«А вы что теперь поделываете?» – любезно спрашивал я, уже давно понимая, что это не вежливый, а довольно жестокий вопрос. «Да разное», – отвечали они, и хотя рассказы всегда затягивались надолго, все-таки они были старики и не могли скрыть, во что превратилась их жизнь: дни с мелкими сполохами каких-то дел, поездки с женой в магазин за продуктами, долгие часы за чтением научных журналов, которые они когда-то держали в углу лаборатории большой покосившейся стопкой, – когда они сами были учеными, когда они были слишком заняты собственными исследованиями, чтобы читать о чужих
[79].
Так что уйти я не мог.

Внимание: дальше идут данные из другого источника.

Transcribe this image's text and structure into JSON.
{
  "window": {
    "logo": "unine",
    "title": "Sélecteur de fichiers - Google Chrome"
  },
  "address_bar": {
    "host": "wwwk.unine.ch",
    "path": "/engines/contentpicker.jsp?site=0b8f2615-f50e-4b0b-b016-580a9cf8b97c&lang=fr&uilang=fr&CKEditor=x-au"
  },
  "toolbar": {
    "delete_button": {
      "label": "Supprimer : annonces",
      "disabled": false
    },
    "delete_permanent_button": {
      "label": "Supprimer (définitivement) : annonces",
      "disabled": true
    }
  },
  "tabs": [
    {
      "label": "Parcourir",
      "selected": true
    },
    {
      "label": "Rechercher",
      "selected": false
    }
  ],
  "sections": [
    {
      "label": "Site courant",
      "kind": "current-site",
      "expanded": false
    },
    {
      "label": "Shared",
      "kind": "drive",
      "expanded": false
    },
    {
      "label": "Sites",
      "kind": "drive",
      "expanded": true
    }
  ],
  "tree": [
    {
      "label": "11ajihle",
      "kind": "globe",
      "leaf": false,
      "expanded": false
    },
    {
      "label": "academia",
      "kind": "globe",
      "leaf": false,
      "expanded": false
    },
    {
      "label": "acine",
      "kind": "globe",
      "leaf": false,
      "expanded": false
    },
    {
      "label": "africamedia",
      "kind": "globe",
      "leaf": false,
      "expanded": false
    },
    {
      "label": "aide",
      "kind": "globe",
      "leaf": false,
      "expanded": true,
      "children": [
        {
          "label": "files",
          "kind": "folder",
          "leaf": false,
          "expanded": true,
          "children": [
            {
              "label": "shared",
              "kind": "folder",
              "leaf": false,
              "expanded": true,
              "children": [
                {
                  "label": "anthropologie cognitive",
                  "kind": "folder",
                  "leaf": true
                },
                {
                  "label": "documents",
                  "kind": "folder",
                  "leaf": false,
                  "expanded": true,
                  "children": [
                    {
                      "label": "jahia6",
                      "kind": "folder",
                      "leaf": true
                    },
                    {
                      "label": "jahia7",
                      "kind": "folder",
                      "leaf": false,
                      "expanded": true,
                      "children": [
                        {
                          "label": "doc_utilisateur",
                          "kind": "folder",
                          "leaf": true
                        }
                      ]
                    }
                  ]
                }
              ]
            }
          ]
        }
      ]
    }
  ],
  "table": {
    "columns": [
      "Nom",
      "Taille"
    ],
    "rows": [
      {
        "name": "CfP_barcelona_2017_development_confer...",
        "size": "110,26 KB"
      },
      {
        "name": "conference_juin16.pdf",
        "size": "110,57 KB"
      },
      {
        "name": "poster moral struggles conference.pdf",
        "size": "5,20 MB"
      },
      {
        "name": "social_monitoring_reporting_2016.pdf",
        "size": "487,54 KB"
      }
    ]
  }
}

Но я стал проводить больше времени дома. Не потому, что хотел быть дома, а скорее потому, что мог быть либо там, либо в лаборатории, а я обнаружил, что больше не могу проводить в лаборатории все время. Воскресенья, например, я прежде просиживал на работе, и когда возвращался домой, там было темно, а дети давно лежали в кроватях. Теперь же я стал возвращаться все раньше и раньше и в результате проводил дома большую часть дня.
Однажды в воскресенье я оказался дома еще раньше обычного. Виктор получил задание по истории – воссоздать зерновой пирог, который пекли первые американские поселенцы, состоявший из большого количества просяной, кукурузной и ржаной муки. Показать результат надо было в понедельник, он должен был сделать столько, чтобы всем одноклассникам досталось по кусочку, и, естественно, он и не подумал поделиться со мной этими сведениями раньше обеда.
Возможно, он ожидал, что я сам выполню это задание (а почему, хотелось мне спросить у него, ведь моя репутация среди детей не то чтобы гарантировала, что я возьму на себя ответственность за их проколы), но я откомандировал его на кухню и велел смешивать ингредиенты – которых у нас, разумеется, не было, так что пришлось в спешке ехать в магазин, пока он еще не закрылся.
Мы работали по большей части молча. Его распирало, он буквально подпрыгивал, переминался с ноги на ногу, что, на мой взгляд, сильно мешало сосредоточиться; позже я понял, что это разогрев, прелюдия к ссоре, в которой, как выяснилось, я тоже должен был участвовать.
– Теперь надо раскатать тесто, – сказал я, и когда он не ответил – слегка приоткрыв рот, он уставился на что-то за окном, судя по всему, не более интересное, чем толстая белка, сидевшая на яблоневой ветке, – я сорвался:
– Виктор! Тесто! Виктор!
Тогда он повернулся ко мне, выковырял тесто из миски и шмякнул его на поверхность стола.
– Ты все запачкаешь, Виктор, – сказал я ему, а потом, когда он снова не ответил, прикрикнул: – Виктор! Я с тобой разговариваю!
Снова молчание, а потом:
– Почему меня назвали Виктор?
– Я тебе объяснял, – сказал я. – Я назвал тебя в честь летчика, который забрал нас с У’иву, когда я тебя усыновлял.
– Но почему в честь него?
Они, мои дети, всегда хотели узнать, почему их назвали так или эдак. Они любили придумывать красивые истории о себе и, наверное, надеялись, что за их именами стоят какие-то героические события, что им приписан особый смысл, что мой выбор – это какое-то тайное послание, которое они рано или поздно поймут и оценят. На самом же деле я обычно называл их просто в честь людей, которых встречал по пути: своими именами они были обязаны сотрудникам за стойками регистрации в аэропортах и администраторам гостиниц, таможенным агентам и коридорным, пилотам и стюардессам, соседям по рейсу и официанткам, незнакомым бюрократам Государственного департамента, одобрявшим их въезд, и знакомым иммиграционным чиновникам, которые жестами призывали меня продвигаться вперед, когда я вел за руку очередного питомца. А что мне было делать? Я давно уже исчерпал имена друзей и коллег, и к концу 1970-х дети прибывали так быстро, что придумывать им броские имена не хватало времени и сил.
– А почему нет? – спросил я его. – Это хорошее имя.
– Виктор – дурацкое имя, – сказал Виктор.
– Не впадай в детство, – сказал я ему. – Виктор – отличное имя. И вообще, это твое имя, так что, будь любезен, научись с ним жить.
– Я и есть ребенок, – сказал Виктор. – А имя Виктор я терпеть не могу.